For Shanyuhai Health’s physicians, the goal is to transform the current passive model of health management. By leveraging SaaS software, they help hospitals shift toward proactive service delivery, aiming to prevent disease through early health interventions. Through the proactive and precise services provided by family doctors, they achieve comprehensive lifecycle management of patients’ diseases.

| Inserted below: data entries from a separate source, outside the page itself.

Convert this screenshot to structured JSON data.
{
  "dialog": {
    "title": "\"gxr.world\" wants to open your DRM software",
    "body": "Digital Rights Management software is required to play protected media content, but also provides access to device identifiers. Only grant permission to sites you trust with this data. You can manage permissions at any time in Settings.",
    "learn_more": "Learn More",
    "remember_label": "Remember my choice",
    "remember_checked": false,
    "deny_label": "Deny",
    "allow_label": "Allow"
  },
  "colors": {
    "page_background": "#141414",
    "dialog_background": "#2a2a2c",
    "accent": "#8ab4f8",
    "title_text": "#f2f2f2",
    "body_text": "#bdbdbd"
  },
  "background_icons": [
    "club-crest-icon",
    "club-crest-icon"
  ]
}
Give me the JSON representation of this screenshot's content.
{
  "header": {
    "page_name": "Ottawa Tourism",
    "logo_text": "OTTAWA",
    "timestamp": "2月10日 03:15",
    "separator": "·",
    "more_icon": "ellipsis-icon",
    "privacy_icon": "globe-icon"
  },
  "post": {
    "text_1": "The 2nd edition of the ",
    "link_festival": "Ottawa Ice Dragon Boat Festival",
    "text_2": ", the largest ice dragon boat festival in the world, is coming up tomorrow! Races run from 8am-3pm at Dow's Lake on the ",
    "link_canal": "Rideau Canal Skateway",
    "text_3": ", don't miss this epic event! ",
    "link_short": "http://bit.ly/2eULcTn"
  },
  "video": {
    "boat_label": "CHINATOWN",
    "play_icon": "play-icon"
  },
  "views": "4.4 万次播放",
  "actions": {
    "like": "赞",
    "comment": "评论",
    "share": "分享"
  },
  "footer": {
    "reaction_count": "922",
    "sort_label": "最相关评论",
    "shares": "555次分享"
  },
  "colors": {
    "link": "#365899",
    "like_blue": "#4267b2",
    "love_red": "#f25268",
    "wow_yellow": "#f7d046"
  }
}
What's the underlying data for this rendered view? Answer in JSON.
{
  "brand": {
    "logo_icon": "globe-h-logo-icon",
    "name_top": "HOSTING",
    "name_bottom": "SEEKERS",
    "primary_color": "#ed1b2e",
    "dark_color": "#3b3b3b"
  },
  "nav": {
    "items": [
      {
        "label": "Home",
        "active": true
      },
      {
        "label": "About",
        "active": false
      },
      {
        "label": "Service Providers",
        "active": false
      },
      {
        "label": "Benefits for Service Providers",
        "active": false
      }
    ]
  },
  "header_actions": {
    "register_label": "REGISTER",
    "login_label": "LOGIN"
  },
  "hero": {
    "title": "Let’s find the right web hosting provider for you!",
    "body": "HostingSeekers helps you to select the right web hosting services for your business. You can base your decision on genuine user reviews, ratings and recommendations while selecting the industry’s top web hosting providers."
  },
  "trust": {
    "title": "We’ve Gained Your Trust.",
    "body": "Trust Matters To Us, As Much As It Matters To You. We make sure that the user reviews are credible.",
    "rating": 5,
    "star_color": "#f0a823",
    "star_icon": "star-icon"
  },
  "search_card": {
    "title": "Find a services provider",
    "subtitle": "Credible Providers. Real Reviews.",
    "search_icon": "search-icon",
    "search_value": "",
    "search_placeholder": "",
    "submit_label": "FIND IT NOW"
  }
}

Currently, Shanyuhai Doctor is also undergoing financing. The company plans to raise RMB 10 million to rapidly deploy its SaaS system into the primary healthcare market, expand its influence, quickly establish a competitive moat, and gradually build an ecosystem encompassing medical care, pharmaceuticals, diagnostics, elderly care, and health tourism.

In Pang Jinshan’s view, the development of internet hospitals is an inevitable trend.

“As society develops, the elderly population is increasing year by year, while the sub-healthy population is becoming increasingly younger; hospitals are under growing pressure. Meanwhile, the rapid development of the Internet has made communication between people simpler and more convenient. Under these circumstances, the development of internet hospitals is an inevitable trend,” pointed out Pang Jinshan.

“As an online SaaS management tool, Shanyuhai Doctor will further strengthen its connection with offline physical institutions, leverage local physician resources to promote family doctor services, deliver precise interventions, preventive care, and medical device data collection, empower local physicians, and effectively facilitate the decentralization of medical resources to better serve patients and society.”